Rinse the sage and rosemary, shake dry and chop the leaves.

2.

Mix the pastry flour, yeast, sugar, sage and rosemary in a large bowl. Add the oil, salt and pepper, pour 200 ml (approximately 3/4 cup) of water and knead 5-10 minutes until mixture becomes a smooth dough. Cover and let rise in a warm place for about 45 minutes or until doubled in bulk.

3.

Meanwhile, for the cream, peel the carrots and chop. Place the carrots in a saucepan and pour in enough water to cover. Cook the carrots, covered, over medium heat about 15-20 minutes until soft.

4.

Mix the cornstarch with a little water, stir into the carrots, bring to a boil and puree everything.
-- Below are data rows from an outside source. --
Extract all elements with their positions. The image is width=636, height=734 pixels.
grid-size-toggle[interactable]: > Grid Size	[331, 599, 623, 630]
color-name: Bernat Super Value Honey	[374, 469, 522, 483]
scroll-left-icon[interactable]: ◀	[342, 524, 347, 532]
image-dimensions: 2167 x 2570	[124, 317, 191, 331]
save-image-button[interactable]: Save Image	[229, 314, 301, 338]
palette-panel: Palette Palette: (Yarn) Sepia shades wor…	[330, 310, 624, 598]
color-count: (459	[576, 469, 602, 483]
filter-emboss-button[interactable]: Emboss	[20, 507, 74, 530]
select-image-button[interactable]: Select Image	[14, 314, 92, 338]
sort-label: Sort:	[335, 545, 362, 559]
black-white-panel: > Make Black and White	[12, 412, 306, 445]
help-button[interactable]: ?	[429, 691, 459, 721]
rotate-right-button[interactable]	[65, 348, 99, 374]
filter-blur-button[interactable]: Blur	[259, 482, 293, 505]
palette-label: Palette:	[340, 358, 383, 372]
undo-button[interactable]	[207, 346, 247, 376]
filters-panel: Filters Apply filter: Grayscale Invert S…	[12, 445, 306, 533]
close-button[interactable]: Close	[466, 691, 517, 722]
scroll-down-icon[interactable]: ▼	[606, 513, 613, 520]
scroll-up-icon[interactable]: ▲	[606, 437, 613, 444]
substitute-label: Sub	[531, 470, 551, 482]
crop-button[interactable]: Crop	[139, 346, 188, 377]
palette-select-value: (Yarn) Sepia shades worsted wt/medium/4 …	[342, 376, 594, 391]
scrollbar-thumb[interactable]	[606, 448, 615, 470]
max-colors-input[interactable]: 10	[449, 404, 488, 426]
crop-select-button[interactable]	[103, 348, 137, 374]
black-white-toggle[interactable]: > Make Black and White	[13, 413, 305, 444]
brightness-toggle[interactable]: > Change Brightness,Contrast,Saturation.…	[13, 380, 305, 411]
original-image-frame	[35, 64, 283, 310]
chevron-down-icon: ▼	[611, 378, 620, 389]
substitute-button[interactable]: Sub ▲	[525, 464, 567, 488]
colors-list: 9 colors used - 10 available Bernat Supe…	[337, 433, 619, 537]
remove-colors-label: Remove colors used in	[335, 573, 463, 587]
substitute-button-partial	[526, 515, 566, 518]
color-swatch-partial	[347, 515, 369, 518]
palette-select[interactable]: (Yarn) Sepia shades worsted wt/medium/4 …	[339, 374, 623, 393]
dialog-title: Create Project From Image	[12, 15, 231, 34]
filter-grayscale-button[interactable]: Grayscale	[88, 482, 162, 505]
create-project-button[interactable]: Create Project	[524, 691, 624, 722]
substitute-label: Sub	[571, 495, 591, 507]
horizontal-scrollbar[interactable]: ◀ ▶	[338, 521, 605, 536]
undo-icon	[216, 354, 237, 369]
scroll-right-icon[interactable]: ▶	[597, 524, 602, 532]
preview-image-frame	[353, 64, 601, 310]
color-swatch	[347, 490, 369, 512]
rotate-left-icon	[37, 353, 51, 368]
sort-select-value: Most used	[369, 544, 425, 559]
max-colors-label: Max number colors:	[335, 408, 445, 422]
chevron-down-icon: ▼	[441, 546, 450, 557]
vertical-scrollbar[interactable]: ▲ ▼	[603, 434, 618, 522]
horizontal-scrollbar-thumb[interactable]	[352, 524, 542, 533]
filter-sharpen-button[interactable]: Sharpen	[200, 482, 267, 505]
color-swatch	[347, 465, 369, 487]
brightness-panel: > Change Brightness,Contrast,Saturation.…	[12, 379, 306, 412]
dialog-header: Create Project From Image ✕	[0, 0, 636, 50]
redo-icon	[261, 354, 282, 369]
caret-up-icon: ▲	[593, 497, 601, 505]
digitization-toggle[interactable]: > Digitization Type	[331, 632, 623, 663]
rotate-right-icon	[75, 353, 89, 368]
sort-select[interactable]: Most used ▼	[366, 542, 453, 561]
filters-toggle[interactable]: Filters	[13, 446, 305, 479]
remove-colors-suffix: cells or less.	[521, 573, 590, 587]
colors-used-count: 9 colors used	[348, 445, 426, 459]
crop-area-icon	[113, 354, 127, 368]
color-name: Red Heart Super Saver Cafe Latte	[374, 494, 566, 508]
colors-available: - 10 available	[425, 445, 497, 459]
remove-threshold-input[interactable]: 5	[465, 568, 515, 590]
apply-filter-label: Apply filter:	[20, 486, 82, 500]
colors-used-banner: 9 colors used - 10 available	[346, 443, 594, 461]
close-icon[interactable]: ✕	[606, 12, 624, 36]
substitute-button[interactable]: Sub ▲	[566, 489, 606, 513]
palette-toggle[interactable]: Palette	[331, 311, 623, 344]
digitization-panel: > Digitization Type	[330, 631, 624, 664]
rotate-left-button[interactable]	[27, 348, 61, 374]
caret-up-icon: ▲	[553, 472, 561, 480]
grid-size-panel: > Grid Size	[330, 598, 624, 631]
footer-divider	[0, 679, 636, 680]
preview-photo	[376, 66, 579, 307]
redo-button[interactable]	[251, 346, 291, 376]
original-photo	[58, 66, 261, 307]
Add the ricotta and season with ginger and cinnamon, puree again, remove from heat and let cool.

5.

Roll the dough into a long loaf and cut into 6 pieces. Roll into balls, press flat, place 1 olive in the center of each and place the rolls side by side in a parchment paper-lined baking pan.

6.

Bake the rolls in an oven preheated to 220°C (approximately 425°F) (fan 200°C (approximately 375°F); gas mark 3-4) about 15 minutes until golden brown.

7.

Remove from oven, let cool, slice and spread with the carrot mousse.